🤖 AI Summary
This paper addresses the challenge of robust estimation for Expected Shortfall (ES) regression under heavy-tailed distributions. Methodologically, it proposes a two-stage nonparametric deep learning framework: in the first stage, a ReLU-activated feedforward neural network estimates the conditional quantile function; in the second stage, ES is jointly modeled via Huber loss, ensuring strong robustness against heavy-tailed errors. Theoretically, it establishes the first non-asymptotic adversarial robustness guarantee for ES regression and proves that the ES estimator is first-order immune to estimation errors from the initial quantile stage—breaking away from conventional empirical risk minimization paradigms. Extensive simulations and an empirical application to El Niño–extreme precipitation analysis demonstrate that the method significantly outperforms existing ES regression approaches, delivering superior predictive accuracy and stability in high-dimensional, heavy-tailed settings. This work provides a novel, theoretically grounded tool for modeling extreme risks in finance and environmental science.
📝 Abstract
Expected shortfall (ES), also known as conditional value-at-risk, is a widely recognized risk measure that complements value-at-risk by capturing tail-related risks more effectively. Compared with quantile regression, which has been extensively developed and applied across disciplines, ES regression remains in its early stage, partly because the traditional empirical risk minimization framework is not directly applicable.
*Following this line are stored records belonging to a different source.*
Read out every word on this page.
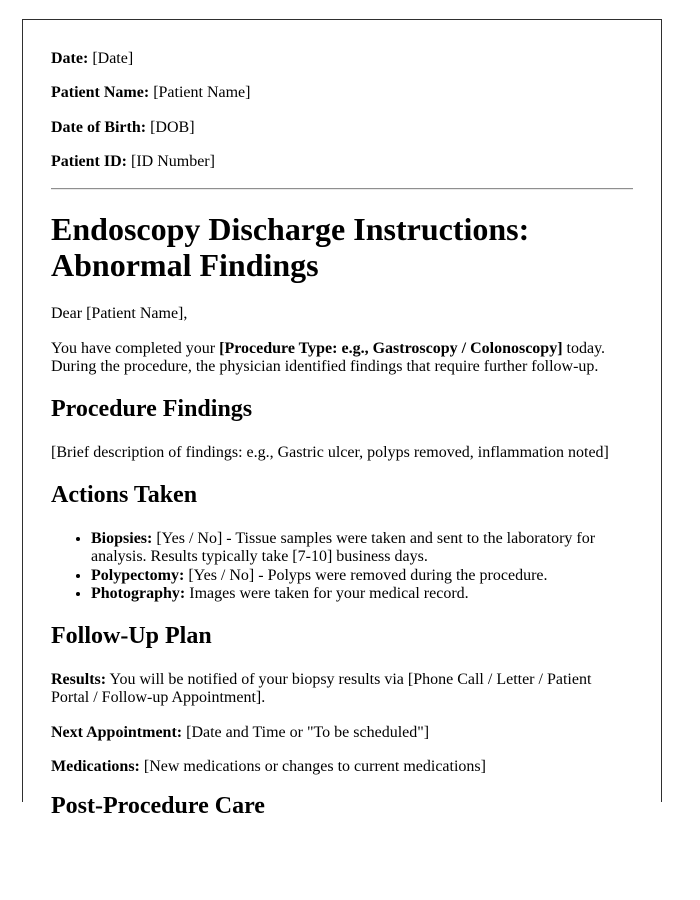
Date: [Date]

Patient Name: [Patient Name]

Date of Birth: [DOB]

Patient ID: [ID Number]

Endoscopy Discharge Instructions: Abnormal Findings

Dear [Patient Name],

You have completed your [Procedure Type: e.g., Gastroscopy / Colonoscopy] today. During the procedure, the physician identified findings that require further follow-up.

Procedure Findings

[Brief description of findings: e.g., Gastric ulcer, polyps removed, inflammation noted]

Actions Taken
• Biopsies: [Yes / No] - Tissue samples were taken and sent to the laboratory for analysis. Results typically take [7-10] business days.
• Polypectomy: [Yes / No] - Polyps were removed during the procedure.
• Photography: Images were taken for your medical record.
Follow-Up Plan

Results: You will be notified of your biopsy results via [Phone Call / Letter / Patient Portal / Follow-up Appointment].

Next Appointment: [Date and Time or "To be scheduled"]

Medications: [New medications or changes to current medications]

Post-Procedure Care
In this paper, we develop a nonparametric framework for expected shortfall regression based on a two-step approach that treats the conditional quantile function as a nuisance parameter. Leveraging the representational power of deep neural networks, we construct a two-step ES estimator using feedforward ReLU networks, which can alleviate the curse of dimensionality when the underlying functions possess hierarchical composition structures. However, ES estimation is inherently sensitive to heavy-tailed response or error distributions. To address this challenge, we integrate a properly tuned Huber loss into the neural network training, yielding a robust deep ES estimator that is provably resistant to heavy-tailedness in a non-asymptotic sense and first-order insensitive to quantile estimation errors in the first stage. Comprehensive simulation studies and an empirical analysis of the effect of El Ni~no on extreme precipitation illustrate the accuracy and robustness of the proposed method.